A dissertation defended by Paola Venturini Brooks in 2011 reported that the renovation of two historic Richmond area schools—Maggie L. Walker Governor’s School and Appomattox Regional Governor’s School for the Arts and Technology around the year 2000–were financed through syndication of historic tax credits to private investors, at considerable savings to their respective school districts.
The dissertation entitled: “Use Of Historic Tax Credits For School Construction In Virginia: Costs, Benefits, Administrative Implications, and Public Policy Issues,” compared the cost of these renovations with that of other Richmond area schools that used traditional financing (Table 2, p. 54).

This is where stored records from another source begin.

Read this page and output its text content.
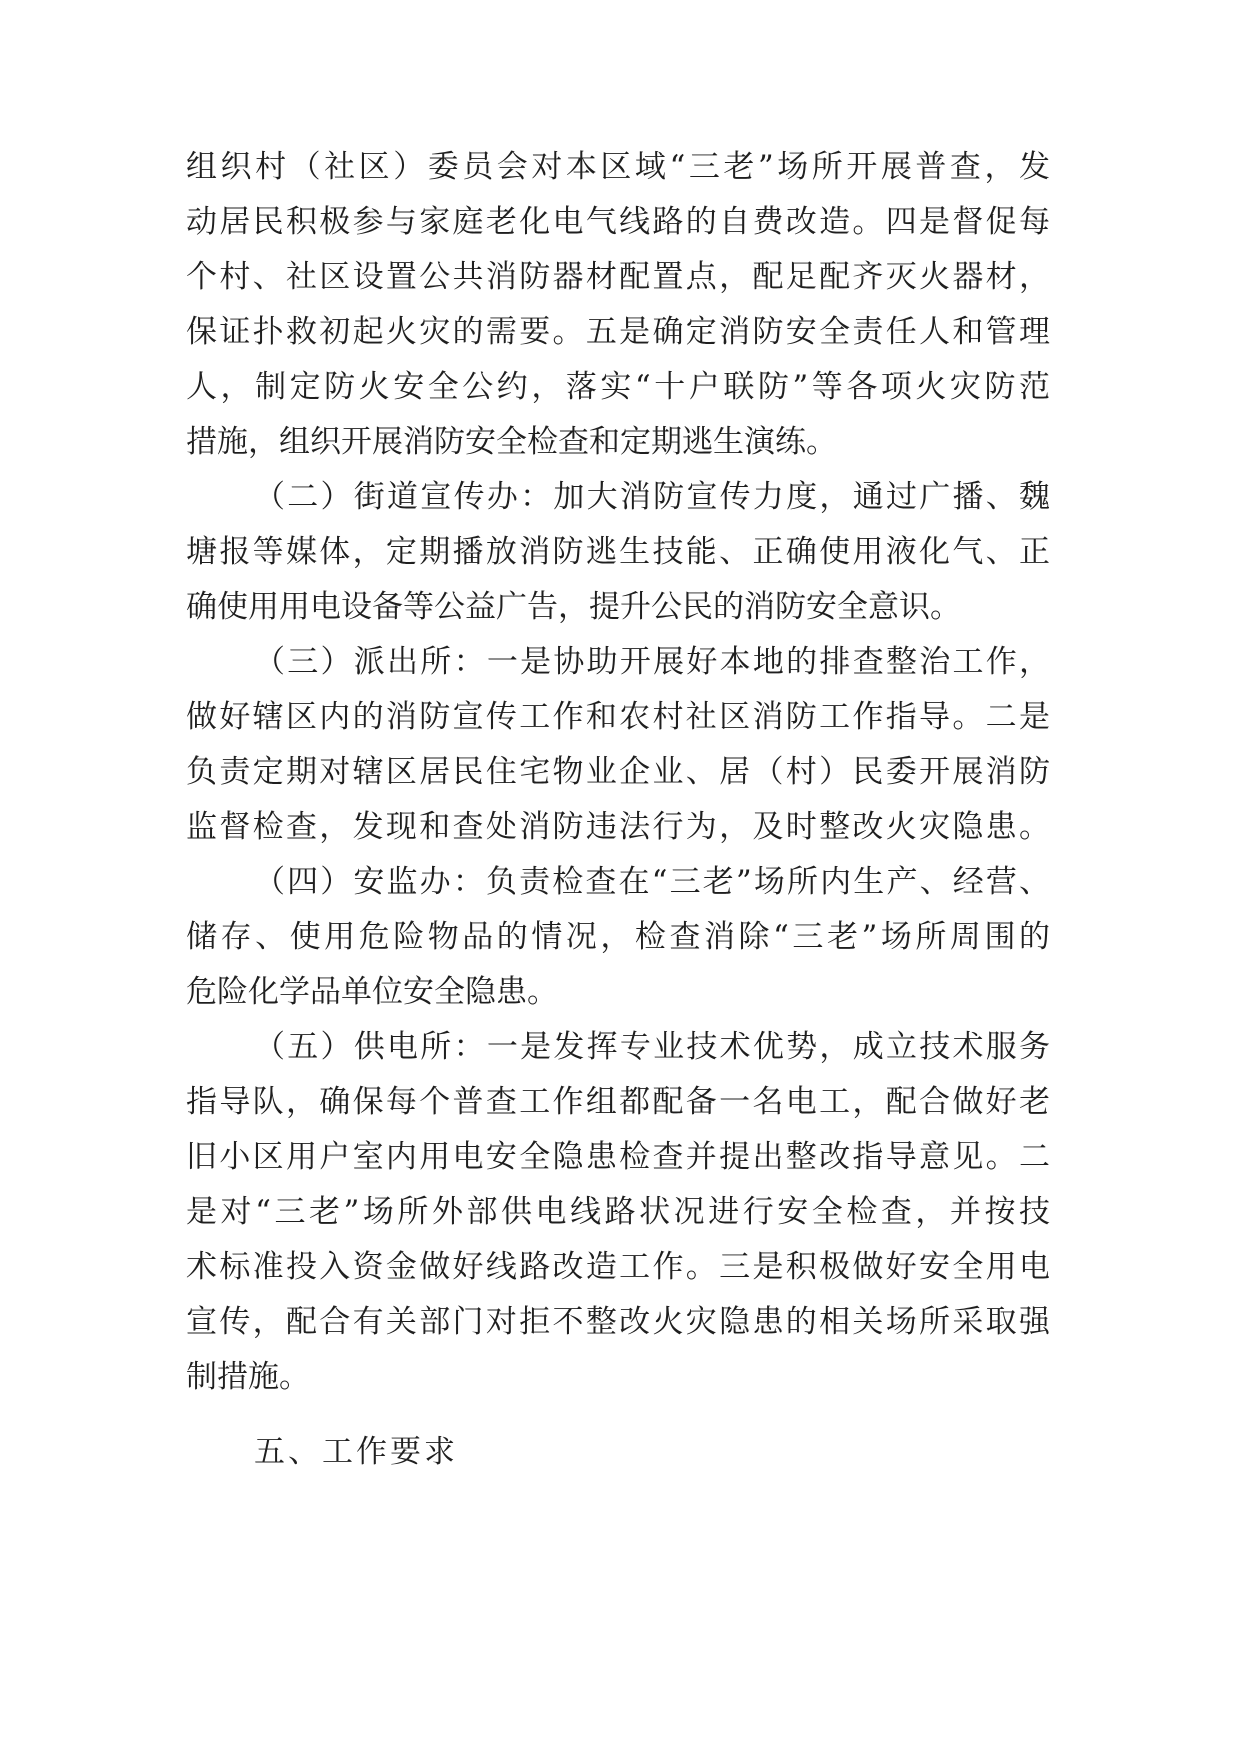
组织村（社区）委员会对本区域“三老”场所开展普查，发
动居民积极参与家庭老化电气线路的自费改造。四是督促每
个村、社区设置公共消防器材配置点，配足配齐灭火器材，
保证扑救初起火灾的需要。五是确定消防安全责任人和管理
人，制定防火安全公约，落实“十户联防”等各项火灾防范
措施，组织开展消防安全检查和定期逃生演练。
（二）街道宣传办：加大消防宣传力度，通过广播、魏
塘报等媒体，定期播放消防逃生技能、正确使用液化气、正
确使用用电设备等公益广告，提升公民的消防安全意识。
（三）派出所：一是协助开展好本地的排查整治工作，
做好辖区内的消防宣传工作和农村社区消防工作指导。二是
负责定期对辖区居民住宅物业企业、居（村）民委开展消防
监督检查，发现和查处消防违法行为，及时整改火灾隐患。
（四）安监办：负责检查在“三老”场所内生产、经营、
储存、使用危险物品的情况，检查消除“三老”场所周围的
危险化学品单位安全隐患。
（五）供电所：一是发挥专业技术优势，成立技术服务
指导队，确保每个普查工作组都配备一名电工，配合做好老
旧小区用户室内用电安全隐患检查并提出整改指导意见。二
是对“三老”场所外部供电线路状况进行安全检查，并按技
术标准投入资金做好线路改造工作。三是积极做好安全用电
宣传，配合有关部门对拒不整改火灾隐患的相关场所采取强
制措施。
五、工作要求
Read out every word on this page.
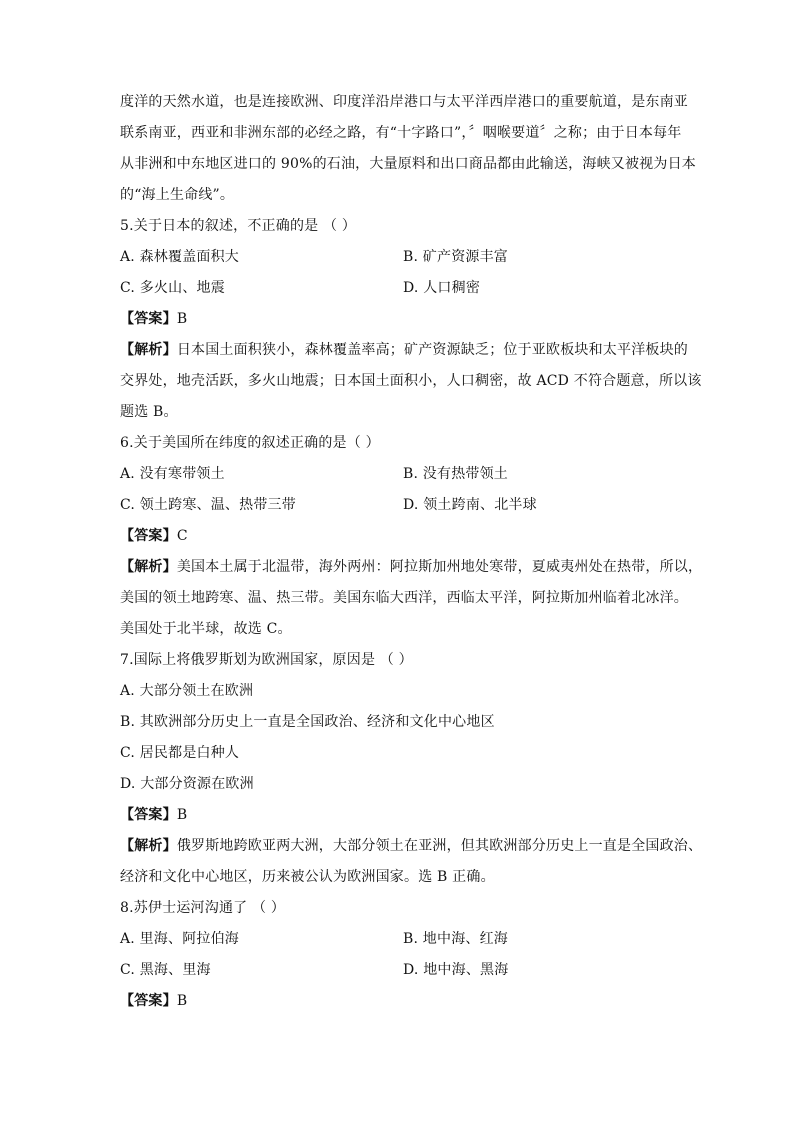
度洋的天然水道，也是连接欧洲、印度洋沿岸港口与太平洋西岸港口的重要航道，是东南亚
联系南亚，西亚和非洲东部的必经之路，有“十字路口”，〞咽喉要道〞之称；由于日本每年
从非洲和中东地区进口的 90%的石油，大量原料和出口商品都由此输送，海峡又被视为日本
的“海上生命线”。
5.关于日本的叙述，不正确的是 （ ）
A. 森林覆盖面积大	B. 矿产资源丰富
C. 多火山、地震	D. 人口稠密
【答案】B
【解析】日本国土面积狭小，森林覆盖率高；矿产资源缺乏；位于亚欧板块和太平洋板块的
交界处，地壳活跃，多火山地震；日本国土面积小，人口稠密，故 ACD 不符合题意，所以该
题选 B。
6.关于美国所在纬度的叙述正确的是（ ）
A. 没有寒带领土	B. 没有热带领土
C. 领土跨寒、温、热带三带	D. 领土跨南、北半球
【答案】C
【解析】美国本土属于北温带，海外两州：阿拉斯加州地处寒带，夏威夷州处在热带，所以，
美国的领土地跨寒、温、热三带。美国东临大西洋，西临太平洋，阿拉斯加州临着北冰洋。
美国处于北半球，故选 C。
7.国际上将俄罗斯划为欧洲国家，原因是 （ ）
A. 大部分领土在欧洲
B. 其欧洲部分历史上一直是全国政治、经济和文化中心地区
C. 居民都是白种人
D. 大部分资源在欧洲
【答案】B
【解析】俄罗斯地跨欧亚两大洲，大部分领土在亚洲，但其欧洲部分历史上一直是全国政治、
经济和文化中心地区，历来被公认为欧洲国家。选 B 正确。
8.苏伊士运河沟通了 （ ）
A. 里海、阿拉伯海	B. 地中海、红海
C. 黑海、里海	D. 地中海、黑海
【答案】B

Even after discounting for the cost of syndication, historic tax credits covered almost one third the cost of the Appomattox renovation. Likewise Venturini Brooks reports that the “Maggie Walker Governor’s School was financed as follows: one third with proceeds from the syndication of state and federal tax credits, one third with private contributions, and one third with commitments from the localities utilizing the governor’s school (p. 67).”
Clearly historic preservation tax credits brought substantial savings to some sister school divisions in the state of Virginia and could benefit Arlington if only APS staff were say NO to business as usual and start thinking outside the box.